Use cases
Use cases
FlexMPI distribution includes several uses cases of applications and numerical kernels that have been integrated in the framework. The use cases have different characteristics in terms of CPU, communication and I/O intensity levels as well as different locality degrees in the access to the data. The current uses cases are:
- Jacobi, an iterative algorithm for solving a diagonally dominant system of linear equations that are represented by a dense matrix. The provided use case is a variation of the original one that alternates CPU, communication and I/O phases. Jacobi use case can be tuned by adjusting the weight of each phase in order to adjust its performance. In this way, it is possible to configure Jacobi to be compute, communication or I/O intensive (or any intermediate balance between these profiles).

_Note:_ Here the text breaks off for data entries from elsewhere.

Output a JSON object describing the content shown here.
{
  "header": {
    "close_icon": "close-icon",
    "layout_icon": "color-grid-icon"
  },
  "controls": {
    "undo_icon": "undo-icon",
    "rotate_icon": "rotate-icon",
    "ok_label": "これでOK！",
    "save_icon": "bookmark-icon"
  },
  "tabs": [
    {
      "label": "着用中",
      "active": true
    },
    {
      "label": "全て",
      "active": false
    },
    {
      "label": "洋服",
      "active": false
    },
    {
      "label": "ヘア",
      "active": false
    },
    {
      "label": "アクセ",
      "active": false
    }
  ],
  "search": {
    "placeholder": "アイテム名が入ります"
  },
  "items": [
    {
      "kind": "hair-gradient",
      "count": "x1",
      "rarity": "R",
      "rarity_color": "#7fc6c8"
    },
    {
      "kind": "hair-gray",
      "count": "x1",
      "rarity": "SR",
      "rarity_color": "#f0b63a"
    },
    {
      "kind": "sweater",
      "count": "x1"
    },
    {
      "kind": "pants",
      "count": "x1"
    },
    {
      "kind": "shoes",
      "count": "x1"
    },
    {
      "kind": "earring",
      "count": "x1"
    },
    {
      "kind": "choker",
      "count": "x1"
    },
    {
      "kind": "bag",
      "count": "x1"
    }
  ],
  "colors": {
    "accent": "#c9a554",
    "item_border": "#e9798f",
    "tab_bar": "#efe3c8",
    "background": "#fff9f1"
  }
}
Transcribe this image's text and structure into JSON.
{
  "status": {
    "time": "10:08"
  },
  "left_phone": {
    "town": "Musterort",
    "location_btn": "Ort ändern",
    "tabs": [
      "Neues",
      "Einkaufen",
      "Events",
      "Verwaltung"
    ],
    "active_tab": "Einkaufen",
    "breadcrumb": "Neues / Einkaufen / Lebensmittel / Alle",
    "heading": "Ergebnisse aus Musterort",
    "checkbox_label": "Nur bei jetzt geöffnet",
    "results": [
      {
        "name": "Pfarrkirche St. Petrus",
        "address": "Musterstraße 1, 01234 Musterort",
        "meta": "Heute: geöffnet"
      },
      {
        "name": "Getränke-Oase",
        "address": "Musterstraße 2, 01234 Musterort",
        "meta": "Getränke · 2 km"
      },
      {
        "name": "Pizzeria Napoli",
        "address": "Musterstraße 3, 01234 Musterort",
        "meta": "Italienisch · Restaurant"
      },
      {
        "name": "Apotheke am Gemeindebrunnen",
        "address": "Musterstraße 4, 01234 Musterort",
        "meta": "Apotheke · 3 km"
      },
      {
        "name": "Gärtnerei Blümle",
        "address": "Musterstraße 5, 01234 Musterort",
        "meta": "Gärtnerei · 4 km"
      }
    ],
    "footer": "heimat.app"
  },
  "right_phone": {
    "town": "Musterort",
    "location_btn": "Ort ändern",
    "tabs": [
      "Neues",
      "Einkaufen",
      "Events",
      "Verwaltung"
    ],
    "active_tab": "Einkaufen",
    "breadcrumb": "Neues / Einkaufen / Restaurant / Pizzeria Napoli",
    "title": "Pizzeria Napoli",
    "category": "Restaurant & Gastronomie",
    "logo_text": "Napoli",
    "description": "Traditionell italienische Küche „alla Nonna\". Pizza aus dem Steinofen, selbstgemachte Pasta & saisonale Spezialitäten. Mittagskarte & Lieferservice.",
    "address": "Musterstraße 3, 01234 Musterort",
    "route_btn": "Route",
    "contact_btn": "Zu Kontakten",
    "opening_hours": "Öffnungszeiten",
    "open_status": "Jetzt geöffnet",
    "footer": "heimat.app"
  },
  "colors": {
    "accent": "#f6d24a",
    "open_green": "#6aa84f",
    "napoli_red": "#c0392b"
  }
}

- Conjugate Gradient, an algorithm for the numerical solution of systems of linear equations that are represented as sparse matrices. This kernel is an example of a CPU-intensive code with irregular memory accesses and different levels of data locality (that depend on the sparse matrix characteristics). CG alternates CPU and communication phases.
- EpiGraph, a scalable, fully distributed simulator that is able to perform large scale and realistic stochastic simulations of the propagation of the flu virus. EpiGraph uses sparse matrices extracted from social networks to represent the individual connections. Consequently, the memory access patterns are mostly irregular. The communications are the dominant component in the application execution. A more detailed description of EpiGraph can be found in the project web page.